For years, we have partnered with a wide range of other media organizations as a way to bring our content to more people. Partners have included NBC News, The Atlantic, TIME Magazine, The Guardian, HuffPost, PBS/ITVS, New York Magazine, Eater, Salon, Slate, and PRI, among others. We have also received special funding for investigations supported by Civil Eats, including from the Gumshoe Group, the Pulitzer Center, Internews’ Earth Journalism Network, and the Institute for Journalism & Natural Resources. We were also the first non-Native organization to receive funding from the First Nations Development Institute to support Indigenous Foodways coverage.

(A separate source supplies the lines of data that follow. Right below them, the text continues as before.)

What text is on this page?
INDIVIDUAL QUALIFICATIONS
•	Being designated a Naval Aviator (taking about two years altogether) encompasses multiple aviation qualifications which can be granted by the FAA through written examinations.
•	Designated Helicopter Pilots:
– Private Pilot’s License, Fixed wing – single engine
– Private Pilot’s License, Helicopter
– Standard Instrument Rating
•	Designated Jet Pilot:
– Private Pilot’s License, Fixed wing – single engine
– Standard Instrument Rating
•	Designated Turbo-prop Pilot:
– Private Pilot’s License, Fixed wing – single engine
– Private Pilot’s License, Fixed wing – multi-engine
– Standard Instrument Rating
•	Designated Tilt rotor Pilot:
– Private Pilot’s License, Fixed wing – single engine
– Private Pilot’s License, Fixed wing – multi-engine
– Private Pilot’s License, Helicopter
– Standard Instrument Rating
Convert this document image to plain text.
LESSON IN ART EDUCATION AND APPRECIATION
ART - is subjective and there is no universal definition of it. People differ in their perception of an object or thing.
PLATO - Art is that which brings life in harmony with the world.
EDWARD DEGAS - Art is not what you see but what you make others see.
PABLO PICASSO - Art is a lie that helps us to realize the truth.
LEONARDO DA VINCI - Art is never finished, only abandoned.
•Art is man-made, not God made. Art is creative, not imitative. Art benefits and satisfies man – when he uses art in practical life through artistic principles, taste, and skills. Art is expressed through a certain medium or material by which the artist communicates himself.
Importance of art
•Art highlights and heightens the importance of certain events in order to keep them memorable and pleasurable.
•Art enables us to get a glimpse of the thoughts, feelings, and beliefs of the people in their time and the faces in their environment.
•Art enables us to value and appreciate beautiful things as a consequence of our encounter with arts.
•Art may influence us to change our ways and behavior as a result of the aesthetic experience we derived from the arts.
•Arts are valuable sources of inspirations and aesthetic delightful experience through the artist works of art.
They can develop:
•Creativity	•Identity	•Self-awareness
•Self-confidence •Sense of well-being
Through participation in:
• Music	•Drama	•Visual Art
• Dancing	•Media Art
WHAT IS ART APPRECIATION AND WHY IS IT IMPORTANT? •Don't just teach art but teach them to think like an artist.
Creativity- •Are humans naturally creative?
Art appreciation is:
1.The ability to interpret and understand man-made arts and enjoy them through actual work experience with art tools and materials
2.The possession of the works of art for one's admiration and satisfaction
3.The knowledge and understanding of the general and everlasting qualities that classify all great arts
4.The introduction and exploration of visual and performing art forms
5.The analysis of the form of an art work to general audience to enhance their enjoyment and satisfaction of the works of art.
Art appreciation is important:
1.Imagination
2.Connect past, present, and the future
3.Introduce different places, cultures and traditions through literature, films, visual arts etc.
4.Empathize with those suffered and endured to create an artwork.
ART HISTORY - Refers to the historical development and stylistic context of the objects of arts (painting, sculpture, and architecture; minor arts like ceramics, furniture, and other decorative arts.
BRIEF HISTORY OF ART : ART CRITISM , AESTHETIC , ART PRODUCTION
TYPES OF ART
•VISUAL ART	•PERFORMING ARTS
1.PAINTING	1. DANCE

Civil Eats was named the James Beard Foundation’s Publication of the Year, has been inducted into the Library of Congress, and awarded the 2020 International Association of Culinary Professionals (IACP) digital media award for Best Group Food Blog.

This year, our investigations have received several awards and accolades. A five-part investigative series, “Injured and Invisible,” has been nominated for a James Beard Media Award for Investigative Reporting. The lead story also received an Occupational and Environmental Medicine Media Excellence Award, and a third story about Tyson Foods received an honorable mention for the Donald Robinson Memorial Award for Investigative Journalism from the American Society of Journalists and Authors.

Additionally, the story, “Black Farmers in Arkansas Still Seek Justice a Century After the Elaine Massacre,” was selected for inclusion in “Best American Food Writing 2023,” which is edited by Mark Bittman.